The Thames barrier was erected in 1989 to provide flood control to the upper reaches of the Thames River including the heavily populated areas of London. The gates could be raised from the riverbed into a vertical defense position in the event high surge tides threatened the London metropolitan area.
In October of 1997 a sand dredger, the Sand Kite, wrecked into one of the main gates of the Thames barrier. The ship was damaged and dumped its load of sand and aggregate, then sank onto the gate where it sat for several days atop its load. This caused paint failure and premature corrosion on the flat face of the gate. The failure of this gate could have had potentially disastrous effects on London, with flooding damage estimated at UK$21 Billion and extensive loss of life.

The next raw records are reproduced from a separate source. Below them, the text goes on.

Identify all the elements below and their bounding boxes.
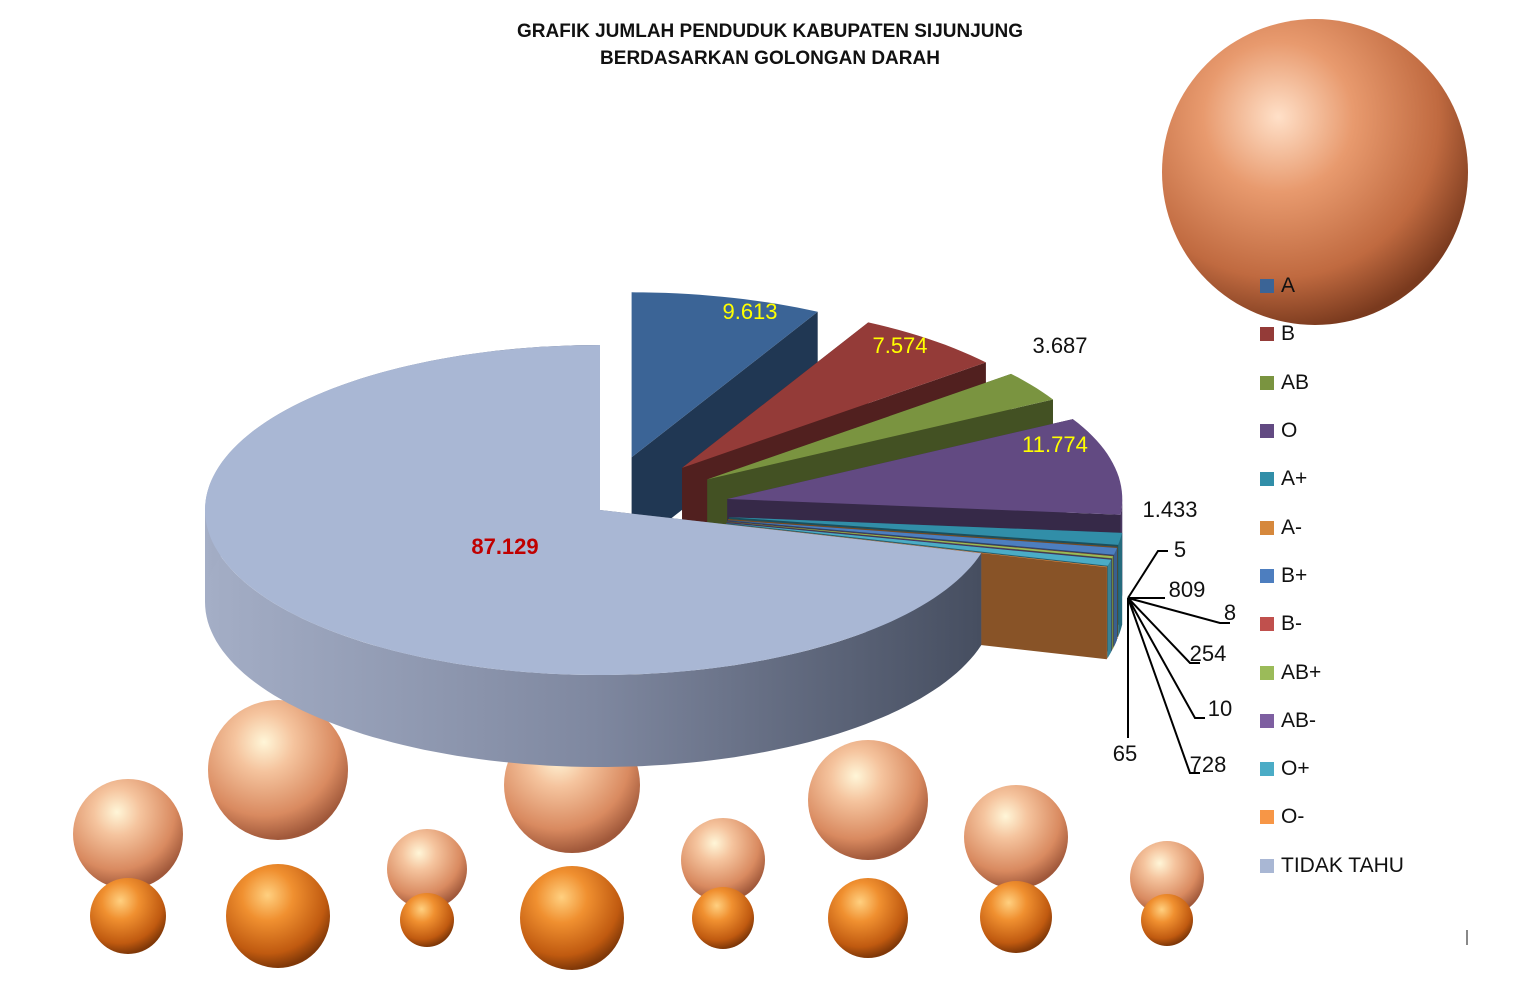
leader-line-ab+ <box>1127 597 1200 664</box>
slice-ab+ <box>726 521 1114 559</box>
leader-line-ab- <box>1127 597 1205 719</box>
data-label-a+: 1.433 <box>1142 497 1197 522</box>
legend-swatch <box>1260 713 1274 728</box>
legend-label: B <box>1281 322 1296 346</box>
data-label-tidak-tahu: 87.129 <box>471 534 538 559</box>
legend-swatch <box>1260 279 1274 294</box>
legend-swatch <box>1260 762 1274 777</box>
data-label-b+: 809 <box>1169 577 1206 602</box>
legend: A B AB O A+ A- B+ B- AB+ AB- O+ O- TIDAK TAHU <box>1260 262 1520 890</box>
slice-side-b+ <box>1114 548 1117 647</box>
sphere-decoration <box>1130 841 1204 915</box>
legend-label: AB- <box>1281 708 1317 732</box>
data-label-o+: 728 <box>1190 752 1227 777</box>
legend-item-tidak-tahu: TIDAK TAHU <box>1260 842 1520 890</box>
legend-label: A <box>1281 274 1296 298</box>
slice-wall-a <box>631 311 818 550</box>
legend-item-b-: B- <box>1260 600 1520 648</box>
slice-side-ab+ <box>1112 556 1114 651</box>
large-sphere-decoration <box>1162 19 1468 325</box>
leader-line-b- <box>1127 597 1230 624</box>
legend-swatch <box>1260 568 1274 583</box>
legend-label: A- <box>1281 515 1302 539</box>
slice-a <box>631 292 818 458</box>
legend-item-o+: O+ <box>1260 745 1520 793</box>
legend-swatch <box>1260 375 1274 390</box>
legend-item-ab: AB <box>1260 359 1520 407</box>
slice-a+ <box>728 517 1123 545</box>
legend-label: AB <box>1281 370 1310 394</box>
legend-swatch <box>1260 858 1274 873</box>
legend-swatch <box>1260 327 1274 342</box>
legend-item-b: B <box>1260 310 1520 358</box>
sphere-decoration <box>208 700 348 840</box>
sphere-decoration <box>964 785 1068 889</box>
legend-item-ab+: AB+ <box>1260 648 1520 696</box>
pie-slices <box>205 292 1123 767</box>
leader-lines <box>1127 550 1230 774</box>
legend-item-ab-: AB- <box>1260 697 1520 745</box>
sphere-decoration <box>808 740 928 860</box>
data-label-b: 7.574 <box>872 333 927 358</box>
legend-label: O+ <box>1281 757 1310 781</box>
legend-swatch <box>1260 472 1274 487</box>
slice-tidak tahu <box>205 345 982 675</box>
legend-item-a+: A+ <box>1260 455 1520 503</box>
sphere-decoration <box>400 893 454 947</box>
slice-b+ <box>727 520 1117 555</box>
legend-item-a-: A- <box>1260 503 1520 551</box>
legend-swatch <box>1260 810 1274 825</box>
legend-item-a: A <box>1260 262 1520 310</box>
legend-item-b+: B+ <box>1260 552 1520 600</box>
data-label-b-: 8 <box>1224 600 1236 625</box>
legend-item-o: O <box>1260 407 1520 455</box>
data-label-ab: 3.687 <box>1032 333 1087 358</box>
legend-label: B- <box>1281 612 1302 636</box>
slice-b- <box>727 521 1114 556</box>
sphere-decoration <box>387 829 467 909</box>
legend-swatch <box>1260 520 1274 535</box>
leader-line-a- <box>1127 550 1168 599</box>
data-label-o: 11.774 <box>1022 432 1088 457</box>
sphere-decoration <box>73 779 183 889</box>
sphere-decoration <box>90 878 166 954</box>
sphere-decoration <box>692 887 754 949</box>
slice-o- <box>725 524 1108 568</box>
chart-title-line-1: GRAFIK JUMLAH PENDUDUK KABUPATEN SIJUNJU… <box>517 21 1023 42</box>
slice-ab <box>707 373 1053 480</box>
chart-title: GRAFIK JUMLAH PENDUDUK KABUPATEN SIJUNJU… <box>0 18 1527 72</box>
sphere-decoration <box>226 864 330 968</box>
legend-label: O <box>1281 419 1298 443</box>
legend-label: B+ <box>1281 563 1308 587</box>
slice-side-o+ <box>1107 559 1112 658</box>
chart-title-line-2: BERDASARKAN GOLONGAN DARAH <box>600 48 940 69</box>
sphere-decoration <box>1141 894 1193 946</box>
sphere-decoration <box>520 866 624 970</box>
data-label-ab-: 10 <box>1208 696 1232 721</box>
data-label-ab+: 254 <box>1190 641 1227 666</box>
slice-o+ <box>726 523 1112 566</box>
legend-item-o-: O- <box>1260 793 1520 841</box>
legend-label: A+ <box>1281 467 1308 491</box>
legend-label: O- <box>1281 805 1305 829</box>
slice-side-a+ <box>1118 532 1123 637</box>
legend-swatch <box>1260 424 1274 439</box>
sphere-decoration <box>828 878 908 958</box>
data-labels: 9.613 7.574 3.687 11.774 1.433 5 809 8 254 10 728 6… <box>471 299 1236 777</box>
slice-b <box>682 322 986 468</box>
legend-swatch <box>1260 665 1274 680</box>
data-label-a: 9.613 <box>722 299 777 324</box>
slice-ab- <box>726 522 1112 559</box>
slice-side-tidak tahu <box>205 510 982 767</box>
slice-o <box>727 419 1123 515</box>
legend-label: TIDAK TAHU <box>1281 853 1404 877</box>
sphere-decoration <box>980 881 1052 953</box>
legend-label: AB+ <box>1281 660 1322 684</box>
data-label-o-: 65 <box>1113 741 1137 766</box>
leader-line-o+ <box>1127 597 1200 774</box>
legend-swatch <box>1260 617 1274 632</box>
sphere-decoration <box>681 818 765 902</box>
data-label-a-: 5 <box>1174 537 1186 562</box>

The UK’s Environment Agency had several requirements for the any repairs that were undertaken on the damaged gate. The barrier gate could not be taken out of service and had to be able to be closed at any time with a 1-hour notice to the cleaning contractor. In addition, there could be no environmental pollution or potential release into the environment during the surface preparation procedures. The twice-daily 21-foot tides and heavily traveled river created logistics problems for any repair to the gates. Because of these constraints any surface preparation that required stationary staging was rejected.

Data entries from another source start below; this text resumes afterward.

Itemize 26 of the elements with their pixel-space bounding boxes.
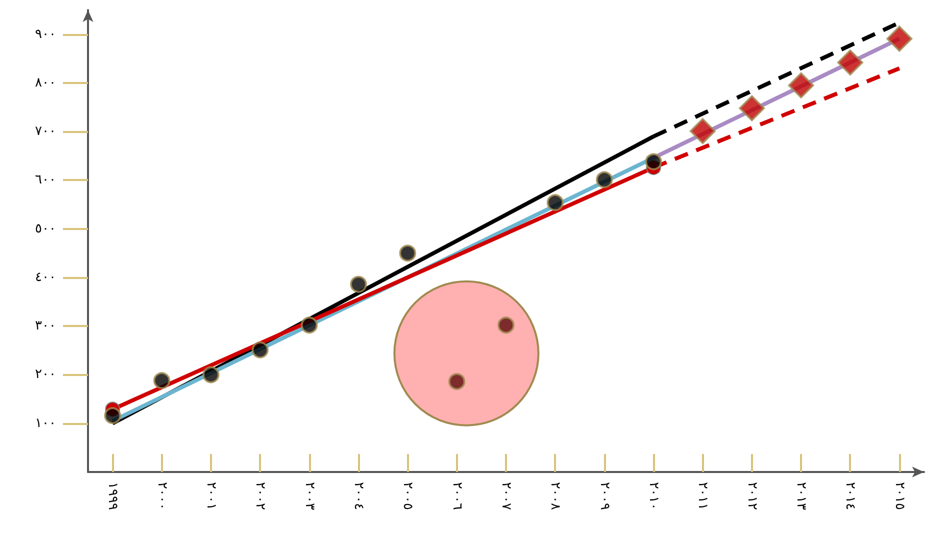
x-tick-label: ٢٠٠٩ [596, 482, 612, 510]
x-tick-label: ٢٠٠١ [203, 482, 218, 510]
y-tick-label: ٩٠٠ [35, 26, 56, 42]
x-tick-label: ٢٠٠٠ [154, 482, 170, 510]
x-tick-label: ٢٠١١ [695, 482, 710, 510]
x-tick-label: ٢٠٠٦ [449, 482, 464, 510]
x-tick-label: ١٩٩٩ [105, 482, 120, 510]
y-tick-label: ٦٠٠ [35, 172, 56, 188]
x-tick-label: ٢٠٠٧ [498, 482, 514, 510]
y-tick-label: ٨٠٠ [35, 75, 56, 90]
x-tick-label: ٢٠١٣ [794, 482, 809, 510]
x-tick-label: ٢٠٠٢ [252, 482, 268, 510]
x-tick-label: ٢٠١٥ [892, 482, 907, 510]
x-tick-label: ٢٠٠٥ [400, 482, 416, 510]
x-tick-label: ٢٠٠٨ [548, 482, 563, 510]
y-tick-label: ٥٠٠ [35, 221, 56, 236]
y-tick-label: ٧٠٠ [35, 124, 56, 140]
y-tick-label: ٢٠٠ [35, 367, 56, 382]
x-tick-label: ٢٠١٢ [744, 482, 760, 510]
y-tick-label: ٤٠٠ [35, 270, 56, 285]
x-tick-label: ٢٠١٤ [842, 482, 858, 510]
x-tick-label: ٢٠٠٤ [350, 482, 366, 510]
y-tick-label: ٣٠٠ [35, 318, 56, 334]
x-tick-label: ٢٠١٠ [646, 482, 662, 510]
x-tick-label: ٢٠٠٣ [302, 482, 317, 510]
y-tick-label: ١٠٠ [35, 416, 56, 431]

The remotely controlled, vacuum attached JetTractm system provided by UHP Projects, Inc. was used to clean and prepare the surface of the gate for recoating. This system uses Ultra High Pressure (40,000 PSI) waterjets to strip the coatings from the surface. A patented seal allows the remote JetTractm crawler to attach itself to the gate using vacuum supplied by a remote vacuum skid. The paint and water is completely contained in a vacuum shroud and removed down a hose to a vacuum system located on a barge. The JetTractm crawler is remotely controlled and can move in any direction in both the horizontal and vertical positions as well as overhead.